Topics in Global Digital Cultures

Key information

Status
Module not running
Module code
15PMSC034
FHEQ Level
7
Credits
15
Department
Centre for Global Media and Communications

Module overview

In this module, we explore two main themes that run through any critical discussion of contemporary digital cultures: 1, whether digital technologies represent a moment of break from the past, empowering new groups of people and fundamentally changing the way we relate to each other and organize as a society, or whether they are a continuation, however fast and seemingly ground-breaking, of social shifts that began in the past; and 2. whether digital technologies, which originated mostly in the US and Europe, bring Western socio-technical values to other cultures, particularly in the Global South, or whether they are being adapted to local circumstances.

Prerequisites

  • This Module is capped at 25 places
  • Students enrol via the online Module Sign-Up system.
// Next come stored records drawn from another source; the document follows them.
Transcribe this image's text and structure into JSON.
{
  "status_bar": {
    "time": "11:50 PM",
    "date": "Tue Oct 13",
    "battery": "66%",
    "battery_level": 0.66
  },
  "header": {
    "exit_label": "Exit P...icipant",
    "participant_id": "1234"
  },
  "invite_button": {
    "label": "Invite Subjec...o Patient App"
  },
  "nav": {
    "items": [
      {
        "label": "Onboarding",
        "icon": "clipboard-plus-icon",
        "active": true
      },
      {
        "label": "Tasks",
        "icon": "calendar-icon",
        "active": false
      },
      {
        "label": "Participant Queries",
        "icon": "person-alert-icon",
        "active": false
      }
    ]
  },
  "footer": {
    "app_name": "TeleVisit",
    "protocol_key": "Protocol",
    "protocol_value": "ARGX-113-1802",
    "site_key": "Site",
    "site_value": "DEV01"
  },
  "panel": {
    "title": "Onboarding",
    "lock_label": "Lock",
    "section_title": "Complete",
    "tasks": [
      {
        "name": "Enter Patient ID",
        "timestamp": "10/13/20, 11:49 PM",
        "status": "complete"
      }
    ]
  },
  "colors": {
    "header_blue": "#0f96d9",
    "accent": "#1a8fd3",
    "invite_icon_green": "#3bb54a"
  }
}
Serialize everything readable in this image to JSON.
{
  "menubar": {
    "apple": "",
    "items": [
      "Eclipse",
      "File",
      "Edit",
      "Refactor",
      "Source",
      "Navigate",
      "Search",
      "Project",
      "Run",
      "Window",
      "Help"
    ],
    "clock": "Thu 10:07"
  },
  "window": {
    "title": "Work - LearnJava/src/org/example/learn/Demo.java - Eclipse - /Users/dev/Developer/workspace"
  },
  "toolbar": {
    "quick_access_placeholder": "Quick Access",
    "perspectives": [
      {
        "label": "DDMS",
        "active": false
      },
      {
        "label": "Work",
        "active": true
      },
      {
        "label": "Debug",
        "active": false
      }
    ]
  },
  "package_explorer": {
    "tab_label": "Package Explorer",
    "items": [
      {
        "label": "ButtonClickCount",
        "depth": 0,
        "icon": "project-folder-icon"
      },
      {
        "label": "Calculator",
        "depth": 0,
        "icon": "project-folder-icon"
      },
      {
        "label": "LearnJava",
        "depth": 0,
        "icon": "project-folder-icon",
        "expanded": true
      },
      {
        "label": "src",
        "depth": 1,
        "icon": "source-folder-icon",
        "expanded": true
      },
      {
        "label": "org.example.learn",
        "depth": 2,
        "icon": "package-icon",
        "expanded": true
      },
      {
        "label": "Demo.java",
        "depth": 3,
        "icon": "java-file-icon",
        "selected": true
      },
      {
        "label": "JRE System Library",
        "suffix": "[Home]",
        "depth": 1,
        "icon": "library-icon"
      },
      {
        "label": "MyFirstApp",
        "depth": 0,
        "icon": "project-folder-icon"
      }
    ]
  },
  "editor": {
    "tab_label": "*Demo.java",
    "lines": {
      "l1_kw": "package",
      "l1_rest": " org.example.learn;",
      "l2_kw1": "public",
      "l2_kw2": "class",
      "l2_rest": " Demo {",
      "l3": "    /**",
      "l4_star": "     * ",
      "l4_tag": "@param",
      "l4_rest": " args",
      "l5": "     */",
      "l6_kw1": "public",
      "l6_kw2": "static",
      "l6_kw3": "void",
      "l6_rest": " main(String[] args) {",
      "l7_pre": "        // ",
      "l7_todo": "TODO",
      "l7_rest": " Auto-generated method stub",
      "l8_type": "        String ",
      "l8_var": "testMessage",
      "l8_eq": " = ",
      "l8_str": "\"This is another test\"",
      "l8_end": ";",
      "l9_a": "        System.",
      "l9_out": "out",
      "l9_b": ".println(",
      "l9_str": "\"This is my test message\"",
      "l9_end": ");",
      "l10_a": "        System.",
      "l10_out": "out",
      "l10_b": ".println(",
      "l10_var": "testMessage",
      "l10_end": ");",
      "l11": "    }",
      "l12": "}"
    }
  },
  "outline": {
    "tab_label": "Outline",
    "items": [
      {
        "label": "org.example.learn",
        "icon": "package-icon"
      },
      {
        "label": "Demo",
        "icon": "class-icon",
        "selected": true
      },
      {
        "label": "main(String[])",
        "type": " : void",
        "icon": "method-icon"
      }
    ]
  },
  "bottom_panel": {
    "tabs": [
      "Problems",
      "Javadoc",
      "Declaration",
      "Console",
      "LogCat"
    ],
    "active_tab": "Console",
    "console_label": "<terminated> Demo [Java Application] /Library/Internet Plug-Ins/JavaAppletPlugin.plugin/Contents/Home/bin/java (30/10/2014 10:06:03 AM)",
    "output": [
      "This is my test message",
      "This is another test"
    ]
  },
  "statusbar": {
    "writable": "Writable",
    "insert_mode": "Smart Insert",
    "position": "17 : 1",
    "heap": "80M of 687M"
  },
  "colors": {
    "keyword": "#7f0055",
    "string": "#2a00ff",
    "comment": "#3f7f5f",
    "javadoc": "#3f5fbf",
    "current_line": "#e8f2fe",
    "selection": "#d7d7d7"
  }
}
Students are advised of the timing of this process via email by the Faculty Office

Objectives and learning outcomes of the module

  1. - Engage critically with digital technologies, and be able to evaluate claims regarding their potential with regard to their historical legacies and the political and economic context where they originate;
  2. - Analyze the impact and trajectories of digital technologies in the Global South as a whole, and in specific countries that we will focus on;
  3. - Connect the topics we discuss this term with the theories of the information society and of technological studies of society that we discussed in the first term;
  4. - Create and deliver different types of multimedia presentations;
  5. - Participate in a range of online activities

Scope and syllabus

1. Introduction: Algorithms and Big Data
2. Big Data continued; Quantified and Quantifiable Self
3. Digital Money: From Bitcoins to Mobile Money
4. The dark side of the internet: bullying and online harassing
5. Maker Culture: Jugaad, Shanzhai, and Good Enough Innovation
6. Games & Gamers
7. Wikipedia
8. The poetics of digital cultural production
9. The cycle of digital life: digital technologies from birth to death
10. Off the grid: non-users, partial users, alternative users.

Method of assessment

  • Essay of 1,500 words - worth 50%
  • Digital Assignments - worth 25%
  • Weekly Reading Responses - worth 25%

Suggested reading

Note that these readings are not new, but already exist as readings for the core 1-unit course.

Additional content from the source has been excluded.